THE recent revelation that 21,780 out of the 33,000 teachers in public schools in Kaduna State failed the Primary 4 examination administered on them by the state government was something of a humid humour. It portends a deep-seated rot. It was a shock find and the Kaduna State governor, Nasir el-Rufai, unveiled a planned recruitment to replace the teachers to a delegation of the World Bank in the state, stating that his government was shopping for 33,000 teachers in order to restore dignity and quality to education in the state.

According to the governor, the recruitment of teachers had been previously politicised to the detriment of the state’s large number of pupils who had been psychologically disadvantaged by being deliberately exposed to faulty training processes while they were arguably vulnerable and ignorant. Now, these pupils will have to unlearn all that may have been previously taught them by these incompetent teachers who must of course be presumed to have already substantially ruined them, but hopefully not beyond redemption. Ironically, when the Minister of Education, Malam Adamu Adamu, recently lamented the case of the whopping 75 million illiterates in the country during the International Literacy Day, his statistics could not have included either the incompetent teachers on the payroll of Kaduna State or their pupils who were erroneously presumed to be acquiring education. Interestingly, they and many others of their ilk must be included in the statistics on illiteracy in order to have a correct estimation.

But the revelation actually should serve as a wake-up call to other governors to pay closer attention to the quality of tuition being made available to the pupils attending their so-called public schools. While the environment of learning may be important, it is not to be more valued than the quality of tuition and teachers. We recall with indignation how teachers in Ekiti State rebuffed an erstwhile governor’s attempt to make them write promotion examinations. It baffled not a few Nigerians that teachers could be so scared of writing examinations. Sadly, there are a lot of people who are desperately in search of employment but cannot defend the certificates they are parading.

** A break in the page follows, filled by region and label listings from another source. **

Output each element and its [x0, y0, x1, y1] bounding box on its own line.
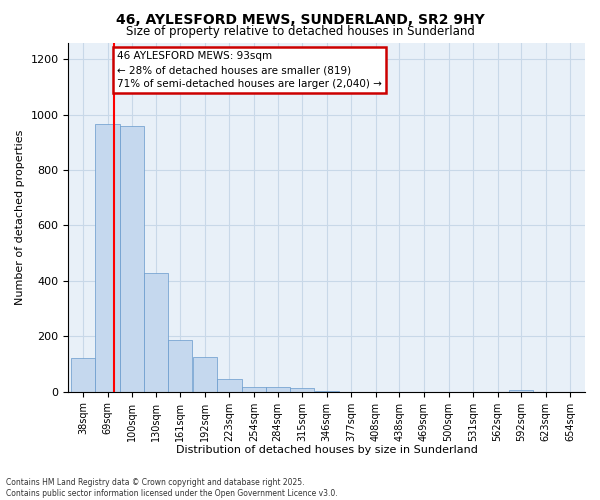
Y-axis label: Number of detached properties: Number of detached properties — [15, 130, 25, 305]
Bar — [509, 390, 533, 392]
Bar — [71, 358, 95, 392]
Text: Size of property relative to detached houses in Sunderland: Size of property relative to detached ho… — [125, 25, 475, 38]
Bar — [95, 124, 120, 392]
Bar — [242, 386, 266, 392]
Text: 46, AYLESFORD MEWS, SUNDERLAND, SR2 9HY: 46, AYLESFORD MEWS, SUNDERLAND, SR2 9HY — [116, 12, 484, 26]
Bar — [120, 126, 144, 392]
Bar — [266, 386, 290, 392]
Bar — [193, 357, 217, 392]
Bar — [143, 272, 168, 392]
Bar — [168, 340, 193, 392]
Text: Contains HM Land Registry data © Crown copyright and database right 2025.
Contai: Contains HM Land Registry data © Crown c… — [6, 478, 338, 498]
X-axis label: Distribution of detached houses by size in Sunderland: Distribution of detached houses by size … — [176, 445, 478, 455]
Text: 46 AYLESFORD MEWS: 93sqm
← 28% of detached houses are smaller (819)
71% of semi-: 46 AYLESFORD MEWS: 93sqm ← 28% of detach… — [118, 51, 382, 89]
Bar — [217, 380, 242, 392]
Bar — [290, 388, 314, 392]
Bar — [314, 391, 339, 392]
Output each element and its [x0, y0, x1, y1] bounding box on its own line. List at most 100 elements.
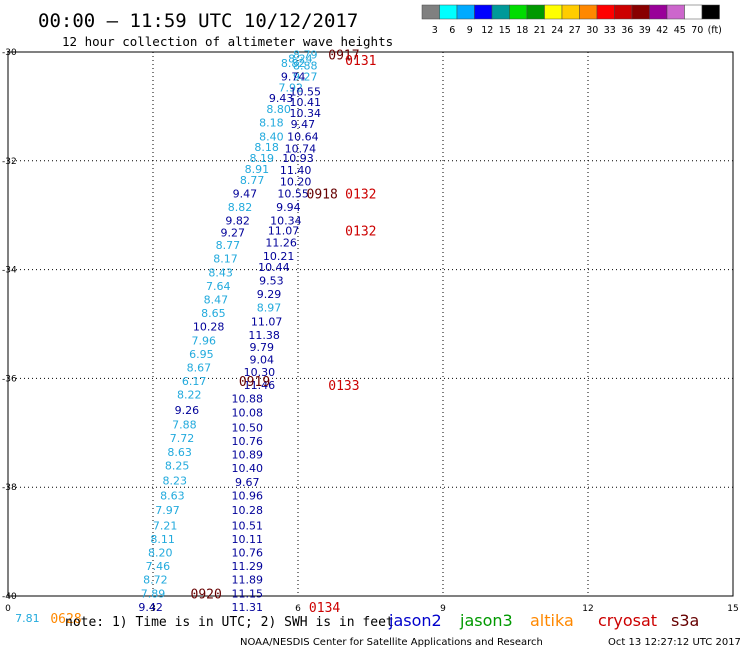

Apparently, the process of teacher training needs to be re-examined to fit the demands of modern times. It is also now very crucial to professionalise teaching, as this is the only way to ensure quality control, especially on the ethics side. Countries like Japan and Finland actually build their developmental potential on the quality of education that is available to their citizens. In such countries, it is virtually impossible to have an untrained person teaching at any level of the school system. Teachers are certificated at all levels. It has obviously become imperative for the states of this country to look in this direction if they desire an improvement in the education sector. It is also clear that if the Inspectorate divisions of the states’ Ministry of Education were alive and well, what happened in Kaduna State would have remained the figment of the imagination of a fiction writer.

The states have a lot to do to return dignity and quality to the teaching profession, not only for the sake of the teachers in public schools, but also for the progress of the society as a whole which is ultimately predicated on the quality of the succeeding generations and how well prepared they are for the future. It is tragic that the recruitment of teachers was politicised to the point of compromising the future of Kaduna children but there can still be some form of damage control on the part of a responsive and corrective administration, first by reversing the trend and secondly, by ensuring that a future relapse is impossible. Teachers who do not possess the required professional certificates should be weeded out of the system. And let no state pretend that the phenomenon of illiterate teachers is strictly a Kaduna affair.